As osteoporosis is characterized by both loss of bone mass and architectural deterioration, BMD alone has a limitation for predicting fracture risk. For the evaluation of bone microarchitecture of LS, TBS, a novel gray-level texture measurement, was developed to be extracted from DXA images30. Higher scores of TBS correlate with fracture-resistant microarchitectures, whereas lower scores reflect fracture-susceptible microarchitecture, despite identical BMD31. Previous studies reported inconsistent results about BMD and TBS. Our previous study reported that after thyroid-stimulating hormone therapy, although the average areal BMD of patients was not significantly changed, the mean TBS significantly decreased32. The other study reported that after bisphosphonate treatment, BMD decreased and TBS increased during a 3-year follow up period33.

Previous studies also reported the sensitivity of TBS in predicting fracture risk in other endocrine diseases. The prevalence of vertebral fracture is higher in patients with primary aldosteronism34,35. Plasma aldosterone concentrations were inversely correlated with the TBS (P = 0.028) but not with bone mass in women36. TBS is more sensitive for predicting osteoporotic fracture than BMD in diabetes37. For patients with breast cancer, consistently, our study showed increased TBS in some TMXF group as the positive effect of TMXF.

Our study had several strengths.
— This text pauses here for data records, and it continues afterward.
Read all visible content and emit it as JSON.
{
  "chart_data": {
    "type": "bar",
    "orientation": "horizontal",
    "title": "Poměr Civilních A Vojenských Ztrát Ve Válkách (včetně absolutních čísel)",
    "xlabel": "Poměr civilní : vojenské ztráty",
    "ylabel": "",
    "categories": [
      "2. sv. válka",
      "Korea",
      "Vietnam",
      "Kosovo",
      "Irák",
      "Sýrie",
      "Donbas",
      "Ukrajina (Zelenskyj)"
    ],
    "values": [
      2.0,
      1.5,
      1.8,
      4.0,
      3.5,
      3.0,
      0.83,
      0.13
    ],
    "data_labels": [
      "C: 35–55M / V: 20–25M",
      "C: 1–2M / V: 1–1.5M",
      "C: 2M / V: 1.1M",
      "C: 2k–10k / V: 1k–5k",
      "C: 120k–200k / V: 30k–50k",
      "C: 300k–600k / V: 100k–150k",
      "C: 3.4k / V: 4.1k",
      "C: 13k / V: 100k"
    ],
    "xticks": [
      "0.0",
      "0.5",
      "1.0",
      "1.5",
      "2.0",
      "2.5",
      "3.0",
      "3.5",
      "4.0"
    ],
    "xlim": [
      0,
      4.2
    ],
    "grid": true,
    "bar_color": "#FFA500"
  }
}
We investigated and compared both bone quality and bone density in the premenopausal women who received combination treatment with TMXF and GnRH analogs and the postmenopausal women treated with only TMXF. The numbers of enrolled subjects were relatively larger than in previous studies16,38.

Our study also had some limitations. Because of its retrospective design, bone turnover markers were excluded because they were not routinely measured in our practical clinical setting. The follow-up period for our study was also relatively short. However, it is known that bone loss is most marked in the first year of endocrine therapy for breast cancer and is particularly evident at the LS39. Finally, there were no data available on fragility fractures during follow-up because no clinical data regarding fracture history were available. More prospective studies of TBS and the correlation with the risk of fracture are needed to confirm our findings.

The present study found that TMXF had a positive effect on bone microarchitecture for postmenopausal breast cancer patients. On the other hand, estrogen deprivation by GnRH analogs reduced bone microarchitecture in premenopausal breast cancer patients, even those who were receiving combination therapy with TMXF. The results of our study showed that TBS had changed more sensitively compared with BMD. Therefore, it may be helpful to consider the possibility of using TBS as a more sensitive measure of bone microarchitecture, especially for premenopausal patients receiving hormone therapy with GnRH analogs.